Yao Zhang, Ke Wang, Jun Tang

    IEEE Transactions on Neural Networks and Learning Systems
    |July 1, 2026
    PubMed
    Summary
    This summary is machine-generated.

    This study introduces a new method for positive-unlabeled (PU) learning by leveraging class priors to improve risk minimization. The approach enhances classification by enforcing consistency between sample risks and reducing model bias.

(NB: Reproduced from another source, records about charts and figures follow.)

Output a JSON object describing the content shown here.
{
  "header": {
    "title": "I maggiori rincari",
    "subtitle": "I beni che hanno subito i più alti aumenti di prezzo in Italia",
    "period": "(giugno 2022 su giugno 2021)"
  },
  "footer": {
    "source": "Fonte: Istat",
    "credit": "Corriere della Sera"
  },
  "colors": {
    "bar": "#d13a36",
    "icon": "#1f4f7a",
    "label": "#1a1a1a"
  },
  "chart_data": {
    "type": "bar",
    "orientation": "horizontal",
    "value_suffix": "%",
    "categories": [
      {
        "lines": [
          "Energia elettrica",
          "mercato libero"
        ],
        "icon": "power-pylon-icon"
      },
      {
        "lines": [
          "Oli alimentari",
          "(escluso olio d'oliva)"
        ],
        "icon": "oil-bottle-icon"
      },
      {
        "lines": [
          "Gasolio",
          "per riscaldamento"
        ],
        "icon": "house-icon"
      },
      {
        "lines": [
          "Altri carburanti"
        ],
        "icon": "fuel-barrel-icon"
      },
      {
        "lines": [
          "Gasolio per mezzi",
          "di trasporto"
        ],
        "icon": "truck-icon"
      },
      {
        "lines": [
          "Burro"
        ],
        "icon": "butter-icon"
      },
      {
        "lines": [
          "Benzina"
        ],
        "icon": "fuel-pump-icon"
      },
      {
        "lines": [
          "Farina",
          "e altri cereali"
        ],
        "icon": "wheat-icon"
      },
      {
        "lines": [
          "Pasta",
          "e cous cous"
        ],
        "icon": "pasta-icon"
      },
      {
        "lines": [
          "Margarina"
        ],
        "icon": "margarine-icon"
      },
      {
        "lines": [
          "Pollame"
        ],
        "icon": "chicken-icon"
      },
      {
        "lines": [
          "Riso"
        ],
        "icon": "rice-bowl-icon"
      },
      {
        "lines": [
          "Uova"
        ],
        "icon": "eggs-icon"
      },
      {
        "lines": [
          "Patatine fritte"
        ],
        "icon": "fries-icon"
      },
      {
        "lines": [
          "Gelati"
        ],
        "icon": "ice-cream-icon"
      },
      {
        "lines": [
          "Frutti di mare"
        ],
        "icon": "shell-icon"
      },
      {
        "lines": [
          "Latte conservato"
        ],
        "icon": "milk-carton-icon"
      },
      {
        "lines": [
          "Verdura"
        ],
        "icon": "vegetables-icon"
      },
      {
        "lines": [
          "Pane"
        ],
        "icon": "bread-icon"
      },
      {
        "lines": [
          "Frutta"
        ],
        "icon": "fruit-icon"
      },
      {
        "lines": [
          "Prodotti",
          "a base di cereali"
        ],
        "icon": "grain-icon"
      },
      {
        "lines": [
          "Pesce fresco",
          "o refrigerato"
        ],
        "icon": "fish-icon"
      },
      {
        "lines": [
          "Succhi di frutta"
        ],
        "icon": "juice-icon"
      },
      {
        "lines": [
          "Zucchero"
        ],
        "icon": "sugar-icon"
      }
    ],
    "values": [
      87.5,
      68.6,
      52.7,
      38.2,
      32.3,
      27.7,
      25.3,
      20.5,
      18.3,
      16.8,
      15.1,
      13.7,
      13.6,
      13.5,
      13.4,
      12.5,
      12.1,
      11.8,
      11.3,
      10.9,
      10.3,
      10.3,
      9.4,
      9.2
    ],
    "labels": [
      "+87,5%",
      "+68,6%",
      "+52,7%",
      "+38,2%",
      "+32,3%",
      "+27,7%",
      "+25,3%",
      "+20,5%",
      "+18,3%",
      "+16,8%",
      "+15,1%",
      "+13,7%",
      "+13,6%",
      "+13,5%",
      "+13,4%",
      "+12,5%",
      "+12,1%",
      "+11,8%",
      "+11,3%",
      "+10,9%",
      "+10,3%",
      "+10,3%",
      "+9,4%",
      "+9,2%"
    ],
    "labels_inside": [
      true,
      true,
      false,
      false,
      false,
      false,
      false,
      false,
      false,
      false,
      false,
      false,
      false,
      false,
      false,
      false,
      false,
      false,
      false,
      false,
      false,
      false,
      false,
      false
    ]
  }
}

    Related Experiment Videos

    Area of Science:

    • Machine Learning
    • Computer Science

    Background:

    • Cost-sensitive methods are classical strategies for positive-unlabeled (PU) learning, aiming to minimize overall risk.
    • Exploiting class priors is common in PU learning but effectively mining supervision information remains challenging.

    Purpose of the Study:

    • To derive a novel supervision formulation for PU learning based on risk minimization and class priors.
    • To develop a consistent risk estimator that exploits the fixed distribution of samples in unlabeled data.

    Main Methods:

    • Derived a novel supervision formulation from a risk perspective, utilizing the convergence of risk distribution ratios in unlabeled samples.
    • Constructed a consistent risk estimator to enforce consistency between negative and positive expected risks of respective samples.
    • Introduced Mixup regularization to mitigate confirmation bias and entropy minimization to enhance sample separability.

    Main Results:

    • The proposed method demonstrates advantages over several baseline methods on four benchmark datasets.
    • The novel formulation and risk estimator effectively mine underlying supervision information using class priors.
    • Mixup regularization and entropy minimization further improved classification performance.

    Conclusions:

    • The developed PU learning approach effectively utilizes class priors for improved risk minimization and classification.
    • The novel risk perspective and techniques like Mixup regularization offer a promising direction for PU learning.
    • The method provides a consistent risk estimator and enhances model robustness and sample separability.